En sus manos sostenía lo que tanto les causaba miedo a sus mejores amigos. El revolver descansaba en su mano derecha. Su metal pulido reflejaba la poca luz que entraba por la ventana, como un espejo. Su cañón era largo y delgado, como un dedo acosador que apuntaba hacía el techo. La culata era de madera oscura, parecía muy suave, con un grabado intrincado que parecía contar historias macabras. El gatillo era pequeño y redondo, como un ojo que esperaba ser apretado. Las balas se alineaban en el tambor, como dientes afilados listos para ser disparados. El arma parecía dormir, esperando el momento de despertar y cumplir con su propósito mortal. 

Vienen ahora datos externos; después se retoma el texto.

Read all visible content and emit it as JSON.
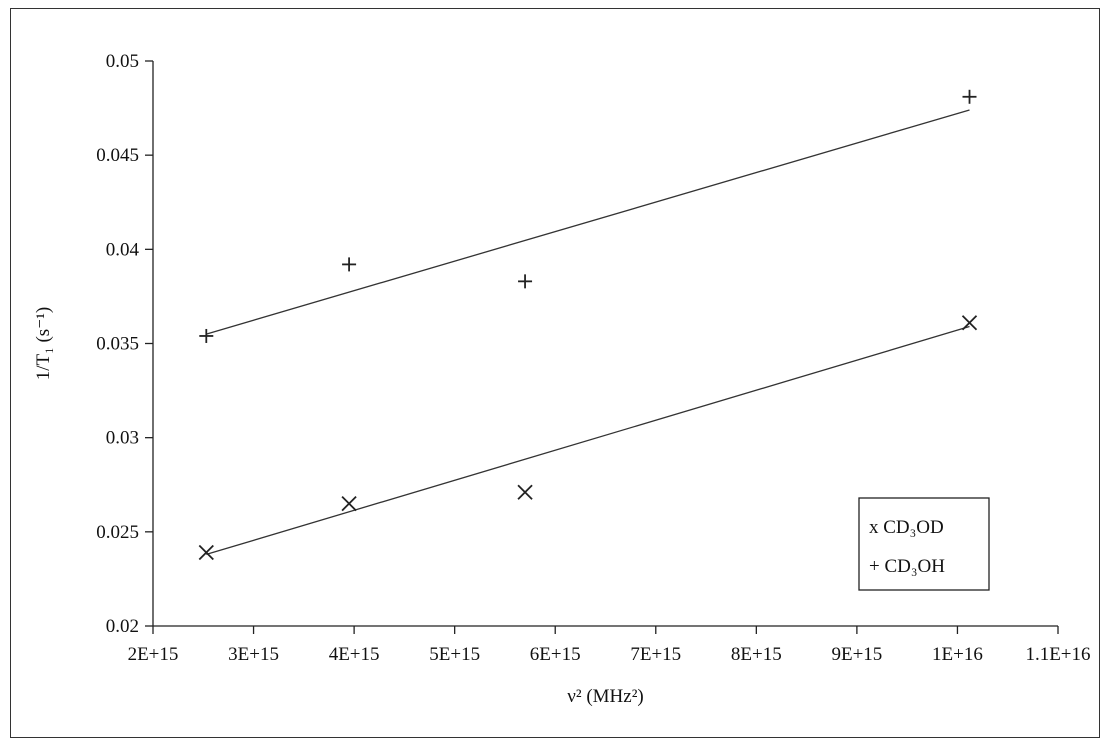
{
  "chart_data": {
    "type": "scatter",
    "title": "",
    "xlabel": "ν² (MHz²)",
    "ylabel": "1/T₁ (s⁻¹)",
    "xlim": [
      2000000000000000.0,
      1.1e+16
    ],
    "ylim": [
      0.02,
      0.05
    ],
    "x_ticks": [
      2000000000000000.0,
      3000000000000000.0,
      4000000000000000.0,
      5000000000000000.0,
      6000000000000000.0,
      7000000000000000.0,
      8000000000000000.0,
      9000000000000000.0,
      1e+16,
      1.1e+16
    ],
    "x_tick_labels": [
      "2E+15",
      "3E+15",
      "4E+15",
      "5E+15",
      "6E+15",
      "7E+15",
      "8E+15",
      "9E+15",
      "1E+16",
      "1.1E+16"
    ],
    "y_ticks": [
      0.02,
      0.025,
      0.03,
      0.035,
      0.04,
      0.045,
      0.05
    ],
    "y_tick_labels": [
      "0.02",
      "0.025",
      "0.03",
      "0.035",
      "0.04",
      "0.045",
      "0.05"
    ],
    "grid": false,
    "legend_position": "right",
    "series": [
      {
        "name": "x CD₃OD",
        "marker": "x",
        "x": [
          2530000000000000.0,
          3950000000000000.0,
          5700000000000000.0,
          1.012e+16
        ],
        "y": [
          0.0239,
          0.0265,
          0.0271,
          0.0361
        ],
        "trendline": [
          [
            2530000000000000.0,
            0.0238
          ],
          [
            1.012e+16,
            0.0359
          ]
        ]
      },
      {
        "name": "+ CD₃OH",
        "marker": "+",
        "x": [
          2530000000000000.0,
          3950000000000000.0,
          5700000000000000.0,
          1.012e+16
        ],
        "y": [
          0.0354,
          0.0392,
          0.0383,
          0.0481
        ],
        "trendline": [
          [
            2530000000000000.0,
            0.0355
          ],
          [
            1.012e+16,
            0.0474
          ]
        ]
      }
    ]
  }
}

—Tal vez me van a decir loco, carnales—dijo con su voz aguardientosa—Pero creo que nos han encontrado. Esos Herrera son mas cabrones de lo que creí. Odio decir esto, pero sus padres realmente los aman—Julio veía a los hermanos con sus ojos insípidos. Andres sentía la envidia en el aire. 

—¿En sus escuelas alguna vez les enseñaron cómo es que una bala destroza un cráneo? —preguntó Julio con la voz apagada—. No, seguramente es algo muy malo para pensarse. A mí sí me lo enseñó la escuela, pero la escuela de la vida. Tenía más o menos la misma edad que ustedes cuando vi lo que le hace una bala a un cráneo. Es lo más horrible que he visto en mi vida. Pero lo bueno de haberlo visto es que las segundas veces ya no sientes nada. Como que te acostumbras. Luego ya piensas que tal vez morir así no es tan malo. Es rápido, muy rápido. Tal vez no debería matarlos así. No van a sufrir. Podría molerlos a golpes, pero tienen la resistencia de las nuevas generaciones y yo terminaría muriéndome de cansancio antes de matarlos. La bala es más eficiente y yo ya no tengo imaginación para encontrar otra forma.

Andrés, resignado, solo se recostó contra la pared y estiró las piernas. El miedo había regresado, pero ya no era por él. Estaba listo para morir. Pero no estaba listo para que sus amigos murieran. Nunca había rezado por él, en ningún momento desde que los habían secuestrado. Pero en ese momento, se sintió con ganas de rezar. Rezar para que sus amigos ya no sufrieran. Realmente, ya no esperaba otra cosa.